First it's important to sketch out what we mean exactly by small businesses. Most people divide the economy up into only 3 groups : business, labor, and consumers. The right represents the first, the left the second, and they fight over the third. Predictably this formulation conceals as much as it reveals. Each can be divided into high, middle, and low status groups. Labor is divided between professionals, high skill laborers, and low skill laborers. Consumers vary dramatically in wealth, and lumping IBM with your neighborhood grocery store is a little silly.
The right loves to pose as the champion of small business against the liberal threats of big government regulation, high taxes, and unionization, each of which poses real problems for small proprietors, whether they be farmers, independent retailers, or small producers. The liberal response has usually been... well, we never have really responded to this charge.
This situation really hurts. It hands over a major (and influential) constituency to the Republicans without a fight, a group that has major political, symbolic and theoretical importance. Small proprietors are one of the intellectual bedrocks of popular government, going all the way back to the Jeffersonian ideal of the independent small farmer (and before). This vision of a nation of shopkeepers and yeoman has tremendous symbolic resonance, as well as theoretical validity- small proprietors are the original middle class, the prerequisite for successful republics.
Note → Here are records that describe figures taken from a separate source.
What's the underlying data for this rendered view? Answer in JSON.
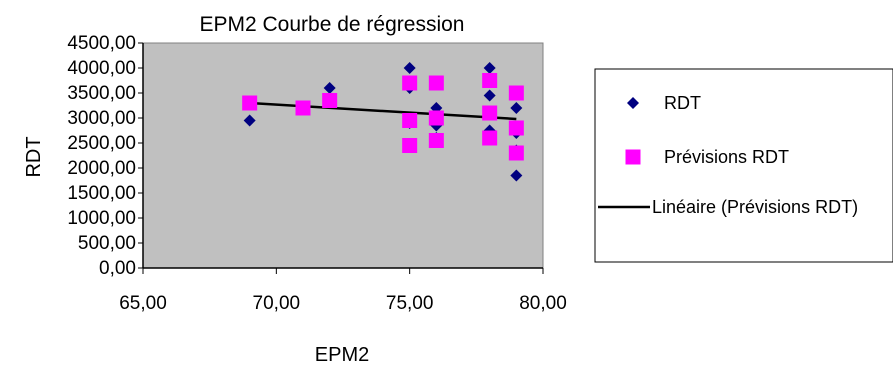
{
  "chart_data": {
    "type": "scatter",
    "title": "EPM2 Courbe de régression",
    "xlabel": "EPM2",
    "ylabel": "RDT",
    "xlim": [
      65,
      80
    ],
    "ylim": [
      0,
      4500
    ],
    "xticks": [
      "65,00",
      "70,00",
      "75,00",
      "80,00"
    ],
    "yticks": [
      "0,00",
      "500,00",
      "1000,00",
      "1500,00",
      "2000,00",
      "2500,00",
      "3000,00",
      "3500,00",
      "4000,00",
      "4500,00"
    ],
    "grid": false,
    "plot_background": "#c0c0c0",
    "legend_position": "right",
    "series": [
      {
        "name": "RDT",
        "marker": "diamond",
        "color": "#000080",
        "points": [
          [
            69,
            2950
          ],
          [
            69,
            3300
          ],
          [
            71,
            3200
          ],
          [
            72,
            3600
          ],
          [
            72,
            3400
          ],
          [
            75,
            4000
          ],
          [
            75,
            3600
          ],
          [
            75,
            2900
          ],
          [
            75,
            2450
          ],
          [
            76,
            3700
          ],
          [
            76,
            3200
          ],
          [
            76,
            2850
          ],
          [
            76,
            2600
          ],
          [
            78,
            4000
          ],
          [
            78,
            3450
          ],
          [
            78,
            2750
          ],
          [
            79,
            3200
          ],
          [
            79,
            2700
          ],
          [
            79,
            2350
          ],
          [
            79,
            1850
          ]
        ]
      },
      {
        "name": "Prévisions RDT",
        "marker": "square",
        "color": "#ff00ff",
        "points": [
          [
            69,
            3300
          ],
          [
            71,
            3200
          ],
          [
            72,
            3350
          ],
          [
            75,
            3700
          ],
          [
            75,
            2950
          ],
          [
            75,
            2450
          ],
          [
            76,
            3700
          ],
          [
            76,
            3000
          ],
          [
            76,
            2550
          ],
          [
            78,
            3750
          ],
          [
            78,
            3100
          ],
          [
            78,
            2600
          ],
          [
            79,
            3500
          ],
          [
            79,
            2800
          ],
          [
            79,
            2300
          ]
        ]
      },
      {
        "name": "Linéaire (Prévisions RDT)",
        "marker": "line",
        "color": "#000000",
        "points": [
          [
            69,
            3300
          ],
          [
            79,
            2980
          ]
        ]
      }
    ]
  }
}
So we know that small proprietors should be preserved. So how do we square that desire with our interest in protecting consumers (through regulations) and labor (minumum wage, safety)? It's difficult, but let me take a stab at it. Small businesses are a fundamentally different enterprise than big corporations, and therefore government should have a different relationship. Whereas we should have an adversarial relationships with IBM, the mom and pop store should be actively supported. Our policies should make it easier for them to exist, and we should do so in a way that achieves our goals but places more of the burden for doing so on the state, rather than the business. And we should emphasize the importance of government intervention in creating an environment amenable to small businesses.
Which is where the political bite comes in. Republicans champion small business rhetorically, but only rhetorically. Their real alliegiance are to the the megacorps, who have a fundamentally different interest from small proprietors. Just look at what Wal-Mart has done to the Main streets of Middle America. These are two groups very hostile to one another, who are in a very uneasy coalition at the moment.
A coalition we should be able to explode. By crusading against big companies and their abuses, we can not only project a persuasive populist message to working class people. We can also win over a substantial segment of the small business class. Defending the small farm and the small business against the depredations of the big company was, after all, the original impetus behind populism and its latter-day descendent, liberalism. It allows us to champion small town and middle class america against wealthy elites who live in palaces, removed from the lives of ordinary americans. If this isn't a winning political message, I don't know what is.
So what would I say to my right-wing friend now? "I am for small business, which is why I'm a Democrat."
And then chuckle at the look on his face.
P.S. There is a problem with blogger right now, so the comments function isn't working.